My grandfather asked to be buried in the only non-religious cemetery in Israel. He didn't want a rabbi present or prayers said. The cemetery is located on the grounds of a kibbutz in the north, near the border with Lebanon. This is as close as Chaim Kahana ever came to his agricultural dreams. He never lived on a kibbutz, but rather spent his life operating a series of small businesses: fruit markets, souvenir shops, a car rental agency. He remained a Communist, but in party affiliation only.
     My mother brought a videotape of the funeral back to Los Angeles with her, and we watched it together when I came home for Thanksgiving. This cemetery is an oddly lush place, bursting, like an overgrown garden, with wild flowers and thick purple bushes that brush against the gravestones. After the pine casket was lowered, people stood around the grave and made speeches. My mother spoke first: "In times like these, we're lucky when sons still bury their fathers."
     My grandmother is a tiny woman. She was wearing a gray overcoat and large sunglasses, which made her face look even smaller. She looks disoriented on the tape, surrounded by people who tower over her, by Israelis who come to funerals in jeans and sandals. Even my short mother appears tall beside her own.

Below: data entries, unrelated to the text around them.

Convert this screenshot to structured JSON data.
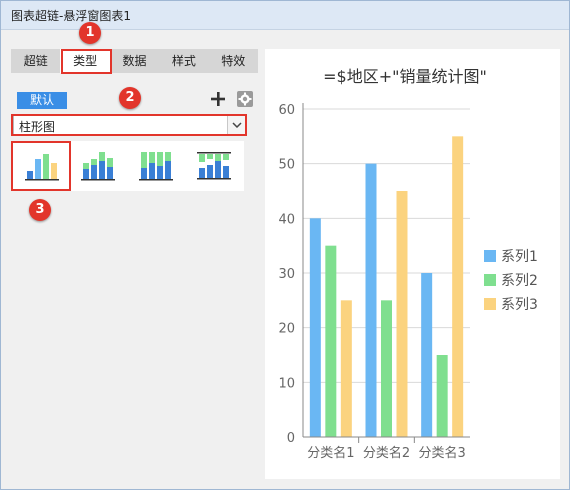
{
  "window": {
    "title": "图表超链-悬浮窗图表1"
  },
  "tabs": [
    {
      "label": "超链",
      "active": false
    },
    {
      "label": "类型",
      "active": true
    },
    {
      "label": "数据",
      "active": false
    },
    {
      "label": "样式",
      "active": false
    },
    {
      "label": "特效",
      "active": false
    }
  ],
  "toolbar": {
    "default_label": "默认",
    "add_icon": "plus-icon",
    "settings_icon": "gear-icon"
  },
  "chart_type_select": {
    "value": "柱形图"
  },
  "chart_styles": [
    "clustered-column",
    "stacked-column",
    "percent-stacked-column",
    "bidirectional-column"
  ],
  "annotations": [
    "1",
    "2",
    "3"
  ],
  "colors": {
    "accent": "#3a8ee6",
    "annotation_red": "#e2352b",
    "series1": "#6ab7f3",
    "series2": "#7fdf8f",
    "series3": "#fbd37f"
  },
  "chart_data": {
    "type": "bar",
    "title": "=$地区+\"销量统计图\"",
    "categories": [
      "分类名1",
      "分类名2",
      "分类名3"
    ],
    "series": [
      {
        "name": "系列1",
        "values": [
          40,
          50,
          30
        ]
      },
      {
        "name": "系列2",
        "values": [
          35,
          25,
          15
        ]
      },
      {
        "name": "系列3",
        "values": [
          25,
          45,
          55
        ]
      }
    ],
    "yticks": [
      "0",
      "10",
      "20",
      "30",
      "40",
      "50",
      "60"
    ],
    "ylim": [
      0,
      60
    ],
    "grid": true,
    "legend": "right"
  }
}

     Standing off to the side is a group of women my grandmother's age. Like her, these widows are wearing heavy coats on a warm day, and they look unsteady on their feet. A few feet behind them is a round little man, bald, wearing a beige suit. He's got a brown fedora in his hands.
      "Look at Jerzek," my mother said, pointing her chin at the screen.
      "That's Jerzek?" I said. "He's still alive?"
      "He doesn't die. He must be more than ninety now."
      I froze the image with the remote. "He's not so terrible-looking," I said.
      "Look at how cute he is," said my mother. "With his stomach and his head the same shape exactly."
      I walked up to screen to get a closer look. "His nose isn't even so big."
      My mother laughed. "What did you expect?" she said. "A trumpet?"